SAMARINDA – Kelapa sawit telah menjadi komoditas utama di Kalimantan Timur (Kaltim), dengan data dari Dinas Perkebunan pada tahun 2023 menunjukkan bahwa kelapa sawit mendominasi 89 persen dari 1,5 juta hektare perkebunan di provinsi ini. Diperkirakan, hingga tahun 2024, luas perkebunan kelapa sawit akan mencapai 1,7 juta hektare.
Namun, meskipun produksi Tandan Buah Segar (TBS) mencapai 19 juta ton, hasil yang diolah menjadi Crude Palm Oil (CPO) hanya mencatatkan angka sebesar 4,3 juta ton.
Pengamat Ekonomi dan akademisi Fakultas Ekonomi dan Bisnis Universitas Mulawarman (Unmul), Hairul Anwar, menilai bahwa meskipun transfer dari pemerintah pusat ke daerah mencapai sekitar Rp 200 miliaran per tahun, angka tersebut belum dapat memberikan dampak signifikan terhadap perekonomian daerah.
“Kalau kita melihat angka-angkanya, yang langsung ya, dalam bentuk transfer pemerintah pusat, itu kan Rp 200 miliaran saja per tahun,” sebut Hairul Anwar, pengamat ekonomi juga akademisi Fakultas Ekonomi dan Bisnis Universitas Mulawarman (Unmul).
Menurutnya, dengan angka-angka transfer yang disebar ke seluruh kabupaten/kota Kaltim, bukanlah angka yang impresif. Sehingga yang diharapkan adalah turunannya, yaitu perputaran ekonomi di lingkup masyarakat sekitar perkebunan.
Perlu pula diketahui bahwa sektor perkebunan menyumbangkan Anggaran Pendapatan dan Belanja Daerah (APBD) ke empat terbesar, setelah pertambangan, migas dan pembangunan.
“Yang selama ini kita inginkan adalah dampak langsung ke masyarakat. Dengan cara menciptakan penggilingan-penggilingan komunal,” kata Hairul.
Sebagai salah satu penopang pemasukan Kaltim, kelapa sawit seyogiyanya mendapatkan perhatian langsung dari pemerintah daerah.
Salah satu fokusnya menurut Hairul adalah bagaimana ekosistem kelapa sawit saat ini hanya bertumpu kepada penjualan TBS. Sedangkan harga TBS yang tertahan biasanya akan menurun harganya.
“Lain halnya jika diproses dalam bentuk CPO, misalnya,” terang Hairul.
Hairul mendorong produksi CPO daripada menjual sawit-sawit ke TBS. Apalagi menurutnya, bicara soal teknologi pembuatan CPO sudah tidak lagi mahal, sebab masyarakat bisa belajar melalui internet untuk mencipta teknologi pembuat CPO.

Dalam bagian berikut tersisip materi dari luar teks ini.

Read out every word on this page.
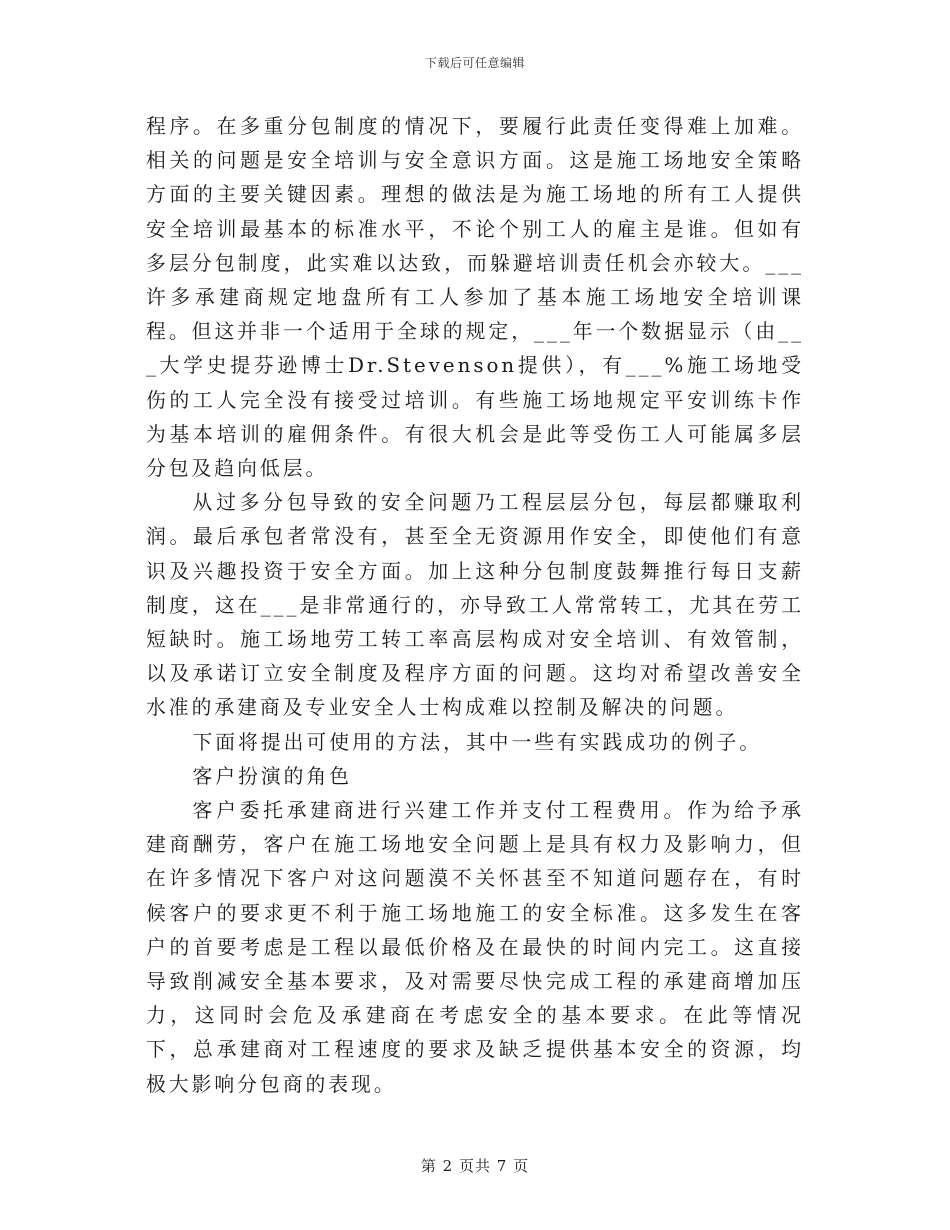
下载后可任意编辑

程序。在多重分包制度的情况下，要履行此责任变得难上加难。相关的问题是安全培训与安全意识方面。这是施工场地安全策略方面的主要关键因素。理想的做法是为施工场地的所有工人提供安全培训最基本的标准水平，不论个别工人的雇主是谁。但如有多层分包制度，此实难以达致，而躲避培训责任机会亦较大。___许多承建商规定地盘所有工人参加了基本施工场地安全培训课程。但这并非一个适用于全球的规定，___年一个数据显示（由___大学史提芬逊博士Dr.Stevenson提供），有___%施工场地受伤的工人完全没有接受过培训。有些施工场地规定平安训练卡作为基本培训的雇佣条件。有很大机会是此等受伤工人可能属多层分包及趋向低层。

从过多分包导致的安全问题乃工程层层分包，每层都赚取利润。最后承包者常没有，甚至全无资源用作安全，即使他们有意识及兴趣投资于安全方面。加上这种分包制度鼓舞推行每日支薪制度，这在___是非常通行的，亦导致工人常常转工，尤其在劳工短缺时。施工场地劳工转工率高层构成对安全培训、有效管制，以及承诺订立安全制度及程序方面的问题。这均对希望改善安全水准的承建商及专业安全人士构成难以控制及解决的问题。

下面将提出可使用的方法，其中一些有实践成功的例子。

客户扮演的角色

客户委托承建商进行兴建工作并支付工程费用。作为给予承建商酬劳，客户在施工场地安全问题上是具有权力及影响力，但在许多情况下客户对这问题漠不关怀甚至不知道问题存在，有时候客户的要求更不利于施工场地施工的安全标准。这多发生在客户的首要考虑是工程以最低价格及在最快的时间内完工。这直接导致削减安全基本要求，及对需要尽快完成工程的承建商增加压力，这同时会危及承建商在考虑安全的基本要求。在此等情况下，总承建商对工程速度的要求及缺乏提供基本安全的资源，均极大影响分包商的表现。

第 2 页共 7 页
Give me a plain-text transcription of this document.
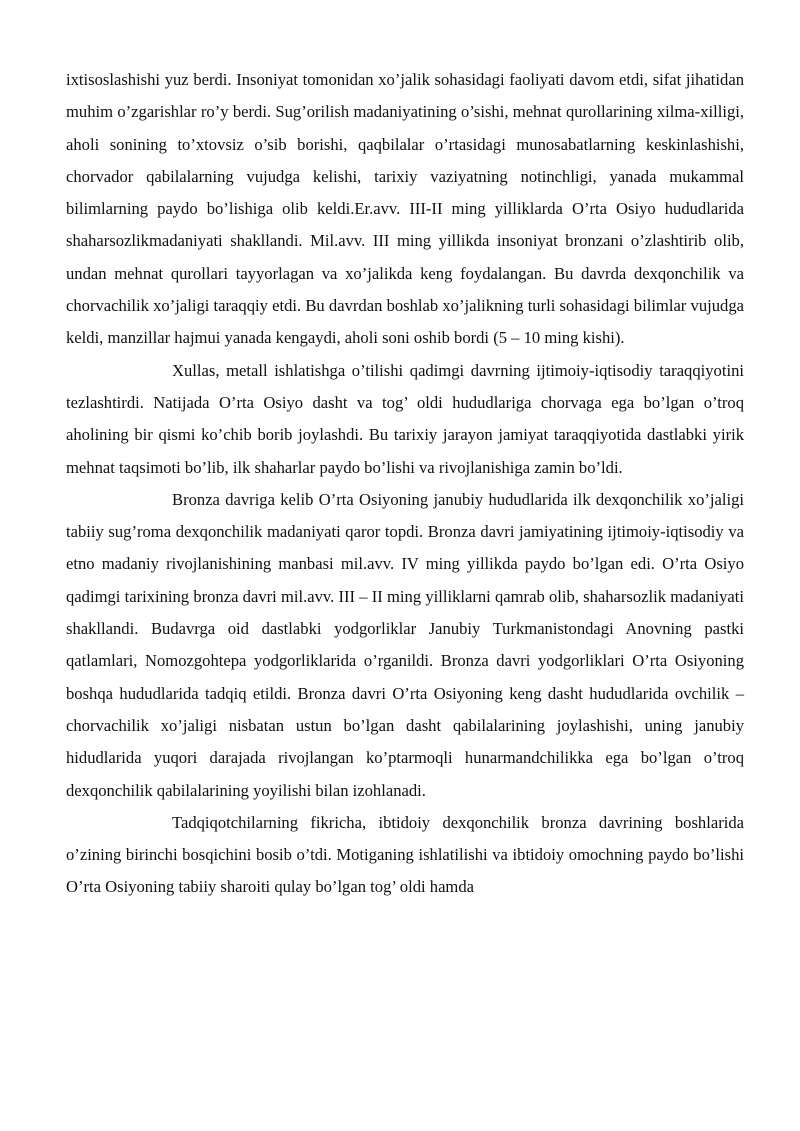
ixtisoslashishi yuz berdi. Insoniyat tomonidan xo’jalik sohasidagi faoliyati davom etdi, sifat jihatidan muhim o’zgarishlar ro’y berdi. Sug’orilish madaniyatining o’sishi, mehnat qurollarining xilma-xilligi, aholi sonining to’xtovsiz o’sib borishi, qaqbilalar o’rtasidagi munosabatlarning keskinlashishi, chorvador qabilalarning vujudga kelishi, tarixiy vaziyatning notinchligi, yanada mukammal bilimlarning paydo bo’lishiga olib keldi.Er.avv. III-II ming yilliklarda O’rta Osiyo hududlarida shaharsozlikmadaniyati shakllandi. Mil.avv. III ming yillikda insoniyat bronzani o’zlashtirib olib, undan mehnat qurollari tayyorlagan va xo’jalikda keng foydalangan. Bu davrda dexqonchilik va chorvachilik xo’jaligi taraqqiy etdi. Bu davrdan boshlab xo’jalikning turli sohasidagi bilimlar vujudga keldi, manzillar hajmui yanada kengaydi, aholi soni oshib bordi (5 – 10 ming kishi).

Xullas, metall ishlatishga o’tilishi qadimgi davrning ijtimoiy-iqtisodiy taraqqiyotini tezlashtirdi. Natijada O’rta Osiyo dasht va tog’ oldi hududlariga chorvaga ega bo’lgan o’troq aholining bir qismi ko’chib borib joylashdi. Bu tarixiy jarayon jamiyat taraqqiyotida dastlabki yirik mehnat taqsimoti bo’lib, ilk shaharlar paydo bo’lishi va rivojlanishiga zamin bo’ldi.

Bronza davriga kelib O’rta Osiyoning janubiy hududlarida ilk dexqonchilik xo’jaligi tabiiy sug’roma dexqonchilik madaniyati qaror topdi. Bronza davri jamiyatining ijtimoiy-iqtisodiy va etno madaniy rivojlanishining manbasi mil.avv. IV ming yillikda paydo bo’lgan edi. O’rta Osiyo qadimgi tarixining bronza davri mil.avv. III – II ming yilliklarni qamrab olib, shaharsozlik madaniyati shakllandi. Budavrga oid dastlabki yodgorliklar Janubiy Turkmanistondagi Anovning pastki qatlamlari, Nomozgohtepa yodgorliklarida o’rganildi. Bronza davri yodgorliklari O’rta Osiyoning boshqa hududlarida tadqiq etildi. Bronza davri O’rta Osiyoning keng dasht hududlarida ovchilik – chorvachilik xo’jaligi nisbatan ustun bo’lgan dasht qabilalarining joylashishi, uning janubiy hidudlarida yuqori darajada rivojlangan ko’ptarmoqli hunarmandchilikka ega bo’lgan o’troq dexqonchilik qabilalarining yoyilishi bilan izohlanadi.

Tadqiqotchilarning fikricha, ibtidoiy dexqonchilik bronza davrining boshlarida o’zining birinchi bosqichini bosib o’tdi. Motiganing ishlatilishi va ibtidoiy omochning paydo bo’lishi O’rta Osiyoning tabiiy sharoiti qulay bo’lgan tog’ oldi hamda
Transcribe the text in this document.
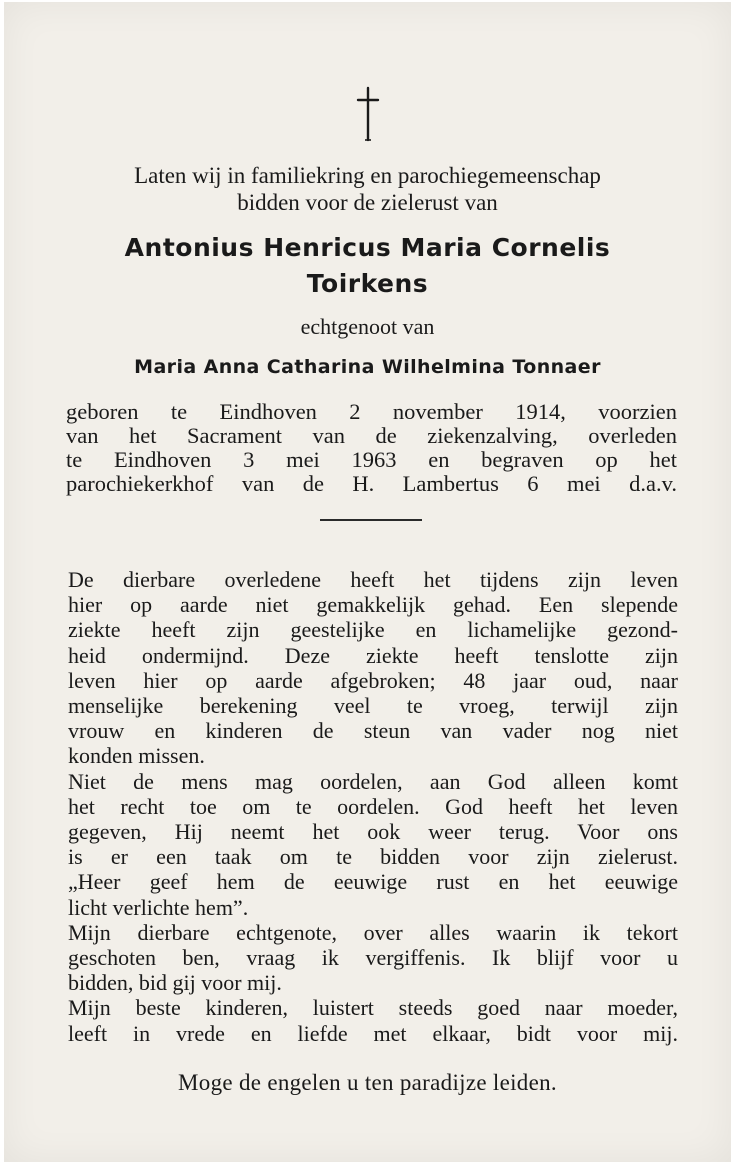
Laten wij in familiekring en parochiegemeenschap
bidden voor de zielerust van
Antonius Henricus Maria Cornelis
Toirkens
echtgenoot van
Maria Anna Catharina Wilhelmina Tonnaer
geboren te Eindhoven 2 november 1914, voorzien
van het Sacrament van de ziekenzalving, overleden
te Eindhoven 3 mei 1963 en begraven op het
parochiekerkhof van de H. Lambertus 6 mei d.a.v.
De dierbare overledene heeft het tijdens zijn leven
hier op aarde niet gemakkelijk gehad. Een slepende
ziekte heeft zijn geestelijke en lichamelijke gezond-
heid ondermijnd. Deze ziekte heeft tenslotte zijn
leven hier op aarde afgebroken; 48 jaar oud, naar
menselijke berekening veel te vroeg, terwijl zijn
vrouw en kinderen de steun van vader nog niet
konden missen.
Niet de mens mag oordelen, aan God alleen komt
het recht toe om te oordelen. God heeft het leven
gegeven, Hij neemt het ook weer terug. Voor ons
is er een taak om te bidden voor zijn zielerust.
„Heer geef hem de eeuwige rust en het eeuwige
licht verlichte hem”.
Mijn dierbare echtgenote, over alles waarin ik tekort
geschoten ben, vraag ik vergiffenis. Ik blijf voor u
bidden, bid gij voor mij.
Mijn beste kinderen, luistert steeds goed naar moeder,
leeft in vrede en liefde met elkaar, bidt voor mij.
Moge de engelen u ten paradijze leiden.
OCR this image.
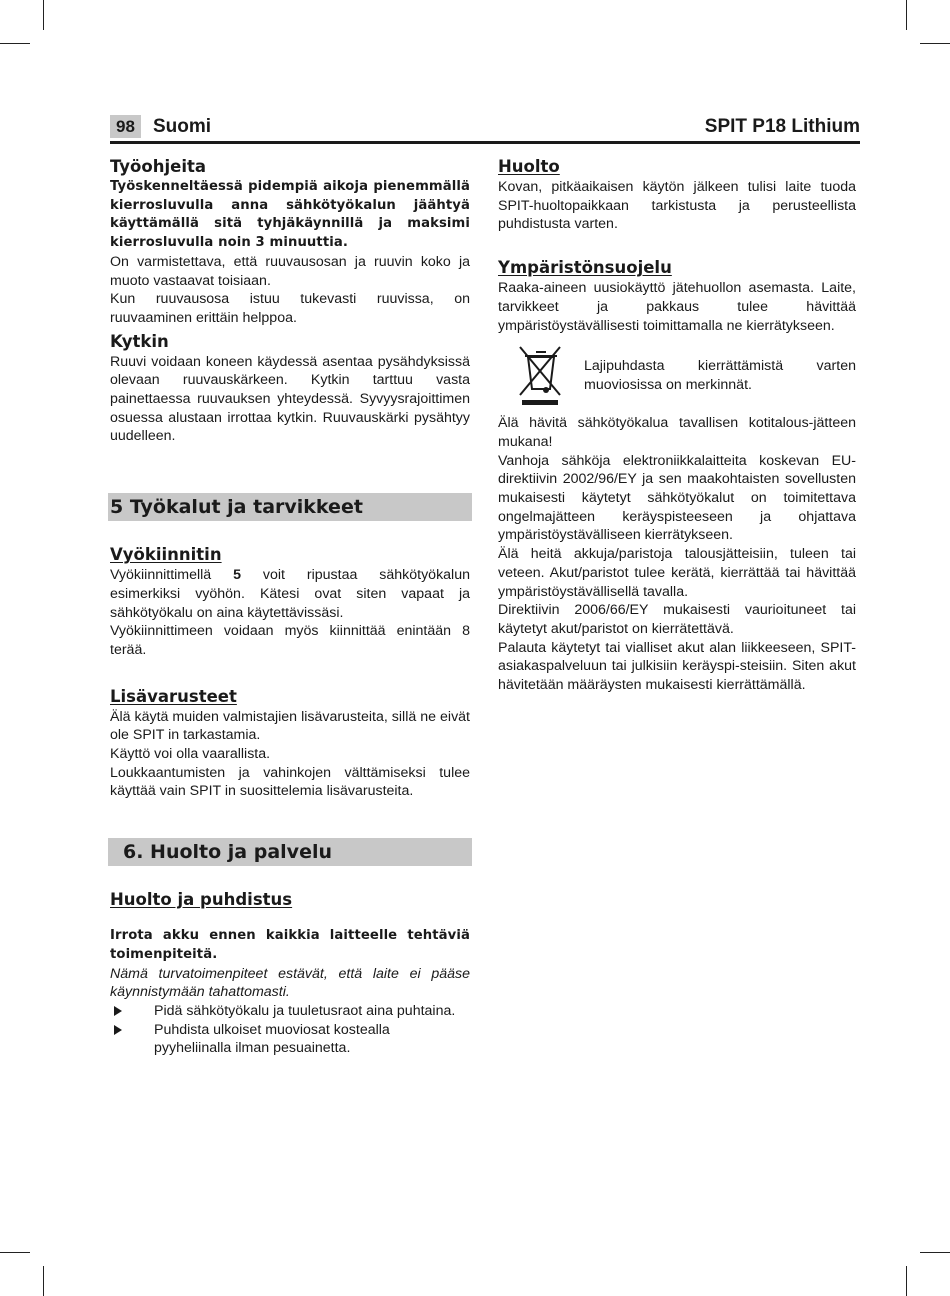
98 Suomi	SPIT P18 Lithium
Työohjeita

Työskenneltäessä pidempiä aikoja pienemmällä kierrosluvulla anna sähkötyökalun jäähtyä käyttämällä sitä tyhjäkäynnillä ja maksimi kierrosluvulla noin 3 minuuttia.

On varmistettava, että ruuvausosan ja ruuvin koko ja muoto vastaavat toisiaan.

Kun ruuvausosa istuu tukevasti ruuvissa, on ruuvaaminen erittäin helppoa.

Kytkin

Ruuvi voidaan koneen käydessä asentaa pysähdyksissä olevaan ruuvauskärkeen. Kytkin tarttuu vasta painettaessa ruuvauksen yhteydessä. Syvyysrajoittimen osuessa alustaan irrottaa kytkin. Ruuvauskärki pysähtyy uudelleen.

5 Työkalut ja tarvikkeet
Vyökiinnitin

Vyökiinnittimellä 5 voit ripustaa sähkötyökalun esimerkiksi vyöhön. Kätesi ovat siten vapaat ja sähkötyökalu on aina käytettävissäsi.

Vyökiinnittimeen voidaan myös kiinnittää enintään 8 terää.

Lisävarusteet

Älä käytä muiden valmistajien lisävarusteita, sillä ne eivät ole SPIT in tarkastamia.

Käyttö voi olla vaarallista.

Loukkaantumisten ja vahinkojen välttämiseksi tulee käyttää vain SPIT in suosittelemia lisävarusteita.

6. Huolto ja palvelu
Huolto ja puhdistus

Irrota akku ennen kaikkia laitteelle tehtäviä toimenpiteitä.

Nämä turvatoimenpiteet estävät, että laite ei pääse käynnistymään tahattomasti.

Pidä sähkötyökalu ja tuuletusraot aina puhtaina.
Puhdista ulkoiset muoviosat kostealla pyyheliinalla ilman pesuainetta.
Huolto

Kovan, pitkäaikaisen käytön jälkeen tulisi laite tuoda SPIT-huoltopaikkaan tarkistusta ja perusteellista puhdistusta varten.

Ympäristönsuojelu

Raaka-aineen uusiokäyttö jätehuollon asemasta. Laite, tarvikkeet ja pakkaus tulee hävittää ympäristöystävällisesti toimittamalla ne kierrätykseen.

Lajipuhdasta kierrättämistä varten muoviosissa on merkinnät.

Älä hävitä sähkötyökalua tavallisen kotitalous-jätteen mukana!

Vanhoja sähköja elektroniikkalaitteita koskevan EU-direktiivin 2002/96/EY ja sen maakohtaisten sovellusten mukaisesti käytetyt sähkötyökalut on toimitettava ongelmajätteen keräyspisteeseen ja ohjattava ympäristöystävälliseen kierrätykseen.

Älä heitä akkuja/paristoja talousjätteisiin, tuleen tai veteen. Akut/paristot tulee kerätä, kierrättää tai hävittää ympäristöystävällisellä tavalla.

Direktiivin 2006/66/EY mukaisesti vaurioituneet tai käytetyt akut/paristot on kierrätettävä.

Palauta käytetyt tai vialliset akut alan liikkeeseen, SPIT-asiakaspalveluun tai julkisiin keräyspi-steisiin. Siten akut hävitetään määräysten mukaisesti kierrättämällä.
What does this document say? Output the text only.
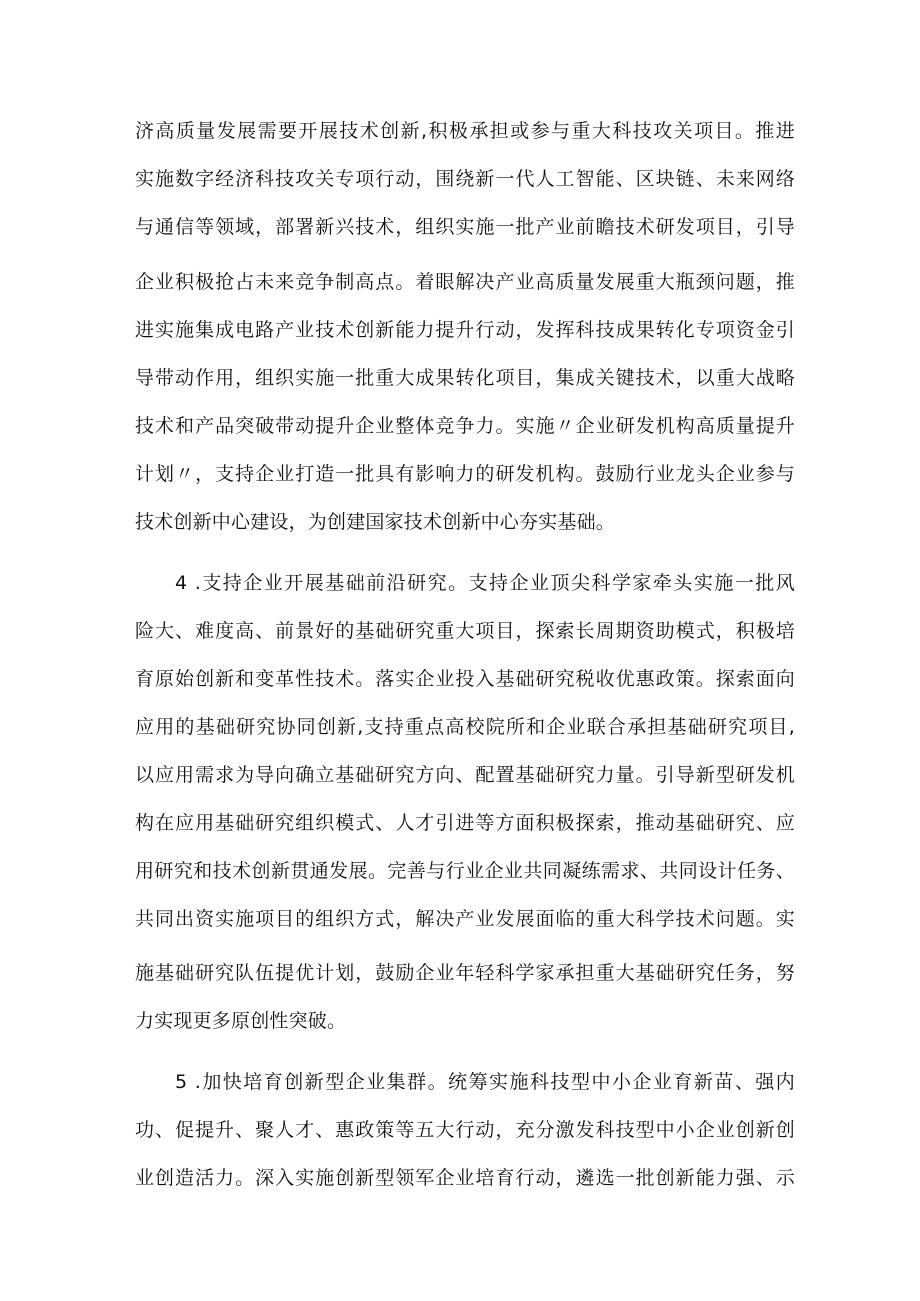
济高质量发展需要开展技术创新,积极承担或参与重大科技攻关项目。推进
实施数字经济科技攻关专项行动，围绕新一代人工智能、区块链、未来网络
与通信等领域，部署新兴技术，组织实施一批产业前瞻技术研发项目，引导
企业积极抢占未来竞争制高点。着眼解决产业高质量发展重大瓶颈问题，推
进实施集成电路产业技术创新能力提升行动，发挥科技成果转化专项资金引
导带动作用，组织实施一批重大成果转化项目，集成关键技术，以重大战略
技术和产品突破带动提升企业整体竞争力。实施〃企业研发机构高质量提升
计划〃，支持企业打造一批具有影响力的研发机构。鼓励行业龙头企业参与
技术创新中心建设，为创建国家技术创新中心夯实基础。
4 .支持企业开展基础前沿研究。支持企业顶尖科学家牵头实施一批风
险大、难度高、前景好的基础研究重大项目，探索长周期资助模式，积极培
育原始创新和变革性技术。落实企业投入基础研究税收优惠政策。探索面向
应用的基础研究协同创新,支持重点高校院所和企业联合承担基础研究项目,
以应用需求为导向确立基础研究方向、配置基础研究力量。引导新型研发机
构在应用基础研究组织模式、人才引进等方面积极探索，推动基础研究、应
用研究和技术创新贯通发展。完善与行业企业共同凝练需求、共同设计任务、
共同出资实施项目的组织方式，解决产业发展面临的重大科学技术问题。实
施基础研究队伍提优计划，鼓励企业年轻科学家承担重大基础研究任务，努
力实现更多原创性突破。
5 .加快培育创新型企业集群。统筹实施科技型中小企业育新苗、强内
功、促提升、聚人才、惠政策等五大行动，充分激发科技型中小企业创新创
业创造活力。深入实施创新型领军企业培育行动，遴选一批创新能力强、示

Lantas, kerja sama antara masyarakat dengan perusahaan berubah. Tidak lagi hanya menjual TBS tetapi menjual CPO, lebih baik lagi jika bisa menjual PKO (Palm Kernel Oil) atau minyak yang diekstraksi dari biji kelapa sawit.
Apalagi diprediksi hingga tahun ini, kelapa sawit tetap menjadi primadona pemasukan daerah meskipun juga bukan yang utama. Maka, perputaran ekonomi di antara masyarakat dengan penyerapan tenaga kerja sawit sangatlah urgen untuk jadi perhatian.
“Secara angka kontribusi sawit tidak signifikan terhadap Kaltim, hanya beberapa miliar saja. Tapi total perekonomiannya dengan penyerapan tenaga kerja hingga perputaran ekonomi di masyarakat, itulah yang kita inginkan,” tegasnya.
Bila inovasi pengembangan sawit berubah menjadi produksi CPO, dirasa akan lebih meningkatkan daya jual untuk masyarakat. Tentu saja akan meluaskan ruang ekonomi dengan penyuplai, tenaga kerja baru, ditambah pula kerjasama antar desa untuk saling memenuhi pergerakan produksinya.
“Justru karena perjalanan sawit akan tetap menjadi primadona bahkan hingga tahun ini. Membesar kue-kue masyarakat melalui penjualan CPO adalah satu cara meningkatkan daya ekonomi Kaltim,” tekannya.